Big Data and Machine Learning
in Animal Breeding
Dinesh Thekkoot PhD, Genesus Inc
Machine learning (ML) has been a buzz word for the past few years. ML is a subfield of artificial intelligence (AI) dedicated to the study of algorithms to predict outcomes. Knowingly or unknowingly we are heavily dependent on ML in our day-to-day life.
The Virtual personal assistants like Siri, Alexa and Google Now, the personalized news feed in our social media, friend suggestions that we see in a Facebook feed, email spam and malware filtering, the traffic predictions that we see on our GPS, etc. are some of the services/technologies we use regularly that are based on ML algorithms.
Even though ML plays a very important role in our day to day life, application of this technology in animal breeding/production is still in infancy. The recent developments in modern technologies like automated feeding and weighing systems, digital imaging, large scale genotyping, etc. have enabled farmers, breeders, and related industries to continuously monitor and collect a large amount of data (big data) at the animal level at a reasonable cost.
The number of rows and columns in this big data is often so large that it is very difficult to visualize this using regular computer programs. Also, in most cases, this data is not always “clean”, as it can contain missing values, outliers, and unwanted data points.

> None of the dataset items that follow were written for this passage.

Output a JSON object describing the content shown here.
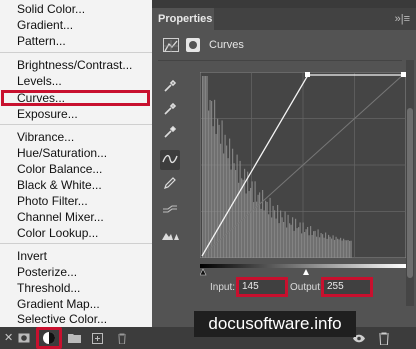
{
  "menu": {
    "items": [
      {
        "label": "Solid Color..."
      },
      {
        "label": "Gradient..."
      },
      {
        "label": "Pattern..."
      },
      {
        "label": "Brightness/Contrast..."
      },
      {
        "label": "Levels..."
      },
      {
        "label": "Curves..."
      },
      {
        "label": "Exposure..."
      },
      {
        "label": "Vibrance..."
      },
      {
        "label": "Hue/Saturation..."
      },
      {
        "label": "Color Balance..."
      },
      {
        "label": "Black & White..."
      },
      {
        "label": "Photo Filter..."
      },
      {
        "label": "Channel Mixer..."
      },
      {
        "label": "Color Lookup..."
      },
      {
        "label": "Invert"
      },
      {
        "label": "Posterize..."
      },
      {
        "label": "Threshold..."
      },
      {
        "label": "Gradient Map..."
      },
      {
        "label": "Selective Color..."
      }
    ],
    "highlighted": "Curves...",
    "highlight_color": "#c8102e"
  },
  "properties": {
    "tab_label": "Properties",
    "menu_glyph": "»|≡",
    "adjustment_name": "Curves",
    "input_label": "Input:",
    "input_value": "145",
    "output_label": "Output:",
    "output_value": "255"
  },
  "bottom_toolbar": {
    "icons": [
      "close-icon",
      "layer-mask-icon",
      "adjustment-layer-icon",
      "folder-icon",
      "new-layer-icon",
      "trash-icon",
      "visibility-icon",
      "delete-icon"
    ]
  },
  "watermark": "docusoftware.info"
}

Another issue is the amount of data per animal in the case of genetic evaluation. Most current data analyses methods assume that the number of pieces of data per animal is not large. For example, suppose if we have 500 sows, each sow will have few litter records and few growth records, i.e. we have 500 sows with 10 or 15 data points for each sow. However, updated data collection technology, on each of those 500 sows we may have more than 50,000 pieces of genotype information, several thousand lactation feed intake records and several thousand farrowing room environment measures such as temperature and humidity recorded every 5 minutes. So, the same 500 sows will each have thousands (or even millions) of pieces of data. Many statistical methods have been developed to address this problem, but they require extremely large amounts of computer resources. ML has proven to be an efficient method to address all of these issues.

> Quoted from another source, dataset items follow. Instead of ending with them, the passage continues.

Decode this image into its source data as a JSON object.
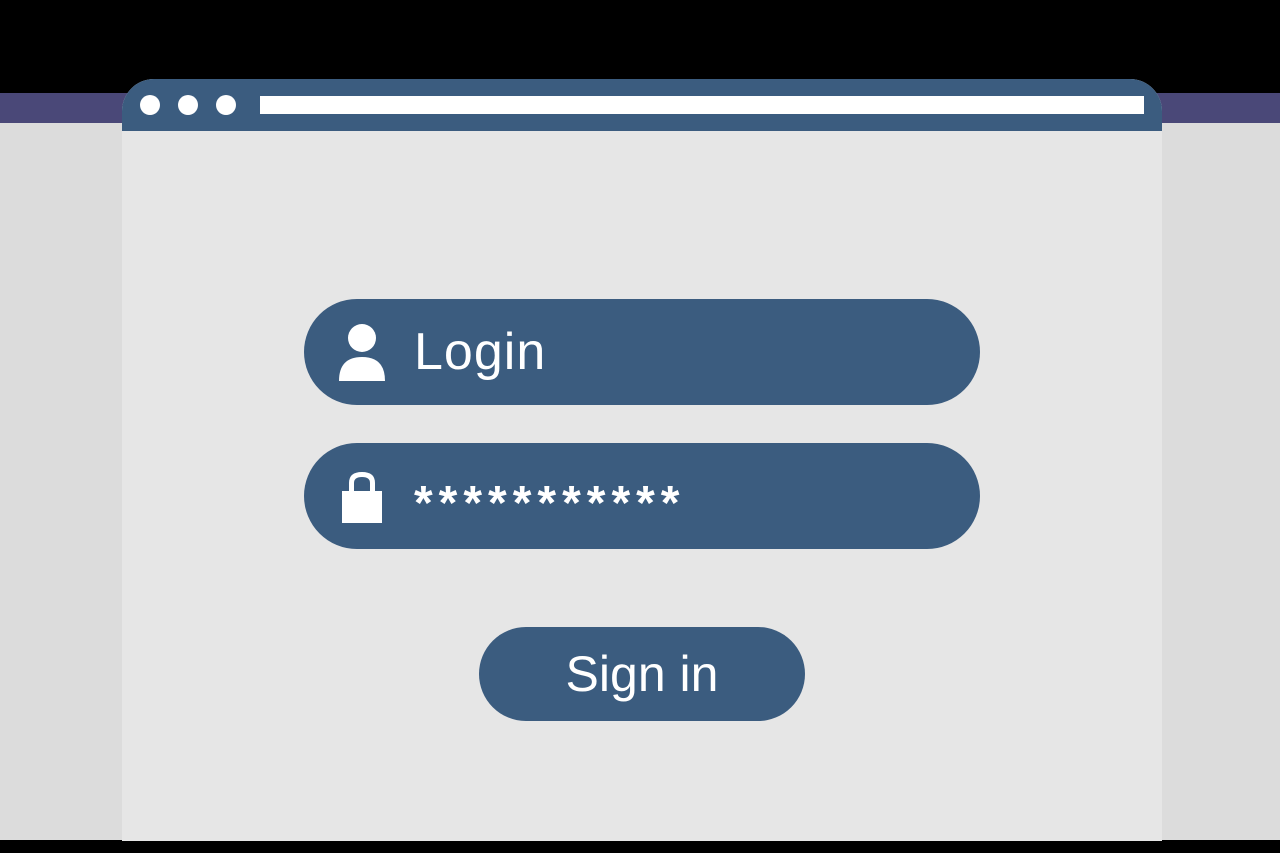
{
  "login": {
    "username_placeholder": "Login",
    "password_value": "***********",
    "signin_label": "Sign in"
  },
  "colors": {
    "accent": "#3b5c7f",
    "background": "#e6e6e6",
    "outer": "#dcdcdc",
    "bar": "#4a4878"
  }
}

Learning from data is the core principle of machine learning, and it aims to choose from a large pool of data analysis models, that can predict the outcomes most accurately. This part is called the training process, and there are two types of training:
- Supervised training (Machine learns from existing examples like genotypes and corresponding phenotypes) and
- Unsupervised training (No prior examples required, like the situation where we have only genotypes).
Some of the applications of machine learning in animal science:
- Genomic prediction: One of the earliest attempts of ML was tried in genome-enabled prediction. Initial results show that ML methods performed better than traditional methods when the underlying genetic architecture was complex (when traits were controlled by dominance and/or epistasis) (Li et al. (2018) Front. Genet. 9:237).
- Genome-wide association studies (GWAS): Publications have shown that ML methods can be used for conducting GWAS. Also, ML methods have been shown to be more efficient in identifying a subset of SNPs with a direct link to candidate genes (Li et al. (2018) Front. Genet. 9:237).
- Genotype imputation: While genotyping, not all markers will get genotyped due to quality issues, and we will have to predict the missing marker genotypes using a process called imputation. Studies have shown that ML methods have higher accuracy for imputing these missing genotypes (Morota et al. (2018) J. Anim. Sci. 96:1540–1550).
- Phenotype quality check: ML models have been shown to be successful in identifying outliers in the data and can be applied to filter and edit data prior to genetic evaluation (Morota et al. (2018) J. Anim. Sci. 96:1540–1550).
- Image analysis: ML methods can be used for predicting body weight from camera images rather than using a weight scale, which is laborious, time-consuming and causes stress on animals. Also, these methods can be used to predict carcass composition from on-line camera images in real time.
At Genesus, we generate large amounts of data from individual feed intake machines, carcass, and pork quality programs that dates back more than 20 years, and from genotyping many selection candidates per week. These large swaths of data can be classified under the big data category and have been an integral part of our regular genetic evaluation program, along with our routine growth and reproductive phenotypes.
Currently, we are in the process of investigating predictive ML approaches for analyzing these data more efficiently. All these steps will help to increase the genetic improvement rate and will ultimately benefit Genesus customers.